The Fifty-Seventh Presidential Inauguration on January 21, 2013 presented by the Joint Congressional Committee on Inaugural Ceremonies.

First President to take the oath of office on Sunday

First

First President to take the oath of office on Sunday. March 4, 1917 fell on a Sunday, so Wilson was sworn in privately on that day in the President's Room in the U.S. Capitol by Chief Justice Edward D. White. His public inauguration was held on Monday, March 5.

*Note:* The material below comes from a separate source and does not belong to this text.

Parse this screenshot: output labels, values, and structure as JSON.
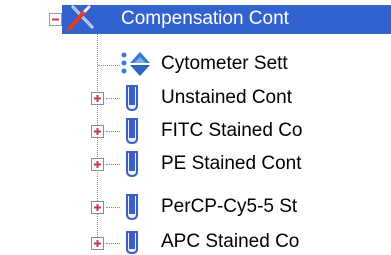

Thirty-Third Inaugural Ceremonies

Woodrow Wilson, 1917

My Memoir, by Edith Bolling Wilson:

March 4th falling on Sunday, the oath of office was taken without formality. At 11:20 we reached the Capitol in a pouring rain, accompanied by Mr. McCormick. Mr. Tumulty, Mr. Rudolf Forster, Mr. Young and Pat McKenna from the Executive Offices awaited us in the President's Room. Cabinet members, Senators and Representatives swarmed in and out while the President signed bills—all but the ship-arming bill, which the filibusters had defeated. At 11:40 Chief Justice White came in and began chatting with me. The committee which ordinarily waits on the President to say that Congress has adjourned, "having finished all business," decided not to go through that form, as the statement would be manifestly untrue. So the adjournment was announced only by the ringing of a bell and the Clerk of the Senate's saying to the Chief Justice: "It is now twelve o'clock." My husband arose, standing beside the littered desk where he had been signing papers. The Clerk handed him the Bible he had used four years before, and also when he became Governor of New Jersey. The Chief Justice administered the oath. This simple ceremony (I was the only woman present) was more to our taste than the formal Inauguration which followed on Monday, March 5th.